Back to skill
Skillv1.0.0
ClawScan security
Agency Orchestrator · ClawHub's context-aware review of the artifact, metadata, and declared behavior.
Scanner verdict
SuspiciousMar 31, 2026, 2:12 PM
- Verdict
- suspicious
- Confidence
- medium
- Model
- gpt-5-mini
- Summary
- The skill's code mostly matches its orchestration purpose, but embedded files contain a hardcoded import of user-specific paths and an integration script that persistently modifies your shell/profile — these are incoherent or risky and merit review before installing.
- Guidance
- This package generally implements an agent-orchestration feature that matches its description, but there are two things you should check before installing or running anything: (1) open collaborative_mode.py — it inserts hardcoded absolute paths (/Users/ghq/...) and imports an external collaborative_agents module. If those paths exist on your machine they could cause arbitrary code execution when that module is imported; if they don't exist the import will fail. Consider removing or sandboxing this file or at least removing the hardcoded sys.path inserts. (2) inspect integrate_with_clawx.sh before running: it will edit your ~/.bash_profile (adding AGENCY_DIR and PATH entries) and write to ~/.openclaw/openclaw.json to enable the skill.
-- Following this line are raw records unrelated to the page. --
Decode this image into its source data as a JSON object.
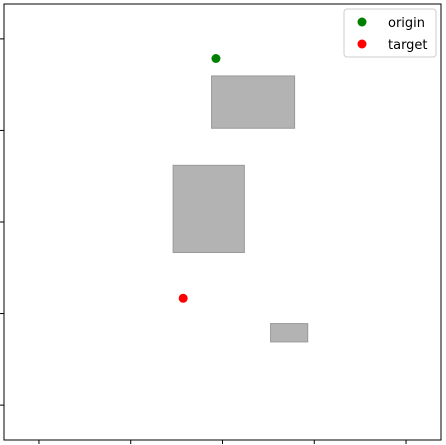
{
  "chart_data": {
    "type": "scatter",
    "title": "",
    "xlabel": "",
    "ylabel": "",
    "xlim": [
      0,
      100
    ],
    "ylim": [
      0,
      100
    ],
    "grid": false,
    "legend_placement": "top-right",
    "x_ticks": [
      8,
      29,
      50,
      71,
      92
    ],
    "y_ticks": [
      8,
      29,
      50,
      71,
      92
    ],
    "series": [
      {
        "name": "origin",
        "color": "#008000",
        "x": [
          48.5
        ],
        "y": [
          87.5
        ]
      },
      {
        "name": "target",
        "color": "#ff0000",
        "x": [
          41
        ],
        "y": [
          32.5
        ]
      }
    ],
    "obstacles": [
      {
        "x0": 47.5,
        "x1": 66.5,
        "y0": 71.5,
        "y1": 83.5,
        "color": "#b3b3b3"
      },
      {
        "x0": 38.7,
        "x1": 55,
        "y0": 43,
        "y1": 63,
        "color": "#b3b3b3"
      },
      {
        "x0": 61,
        "x1": 69.5,
        "y0": 22.5,
        "y1": 26.7,
        "color": "#b3b3b3"
      }
    ]
  }
}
Back up those files first, and run the script only after reviewing/modifying it to match your environment. Also manually inspect any agent .md files placed under ~/.openclaw/agency-agents-zh for unexpected content. If you want higher assurance, run the skill in a disposable account/container or ask the author for clarification about collaborative_mode.py and why it needs to import from /Users/ghq.
Review Dimensions
- Purpose & Capability
- noteThe name/description (multi-agent orchestrator) aligns with the provided Python modules: scanning ~/.openclaw/agency-agents-zh for agent .md files, analyzing tasks by keywords, selecting agents, and logging interactions. However, some included files (collaborative_mode.py) reference external modules and absolute user-specific paths that are not explained by the skill's description.
- Instruction Scope
- concernSKILL.md and README consistently reference config and log files under ~/.openclaw/agency-agents-zh which matches the code. But the repository contains a module (collaborative_mode.py) that inserts hardcoded absolute paths (/Users/ghq/...) into sys.path and imports CollaborativeAgentSystem from an external module — this causes the skill to reach into arbitrary user directories and execute code outside the skill bundle if that file is run/imported. The provided integrate_with_clawx.sh script also edits your ~/.bash_profile and openclaw.json to enable the skill, which is a persistent, privileged operation not described in a way that highlights risk.
- Install Mechanism
- okThere is no automatic install spec; the skill is instruction/code-only. No remote downloads or archive extraction are performed by the package itself. The only installation helper is an included shell script (integrate_with_clawx.sh) that edits local config files and shell profile — it must be run manually.
- Credentials
- okThe skill declares no required environment variables or credentials and the code does not attempt to read secrets. The integrate script adds an AGENCY_DIR environment variable to ~/.bash_profile and adds that directory to PATH, which is reasonable for convenience but unnecessary for core functionality and increases persistence surface.
- Persistence & Privilege
- notealways is false and the skill does not demand autonomous invocation privileges. The integrate_with_clawx.sh script will (if run) modify your ~/.bash_profile and enable the skill in ~/.openclaw/openclaw.json, creating persistent changes and adding the agency directory to PATH; this is a significant local change and should be reviewed before execution.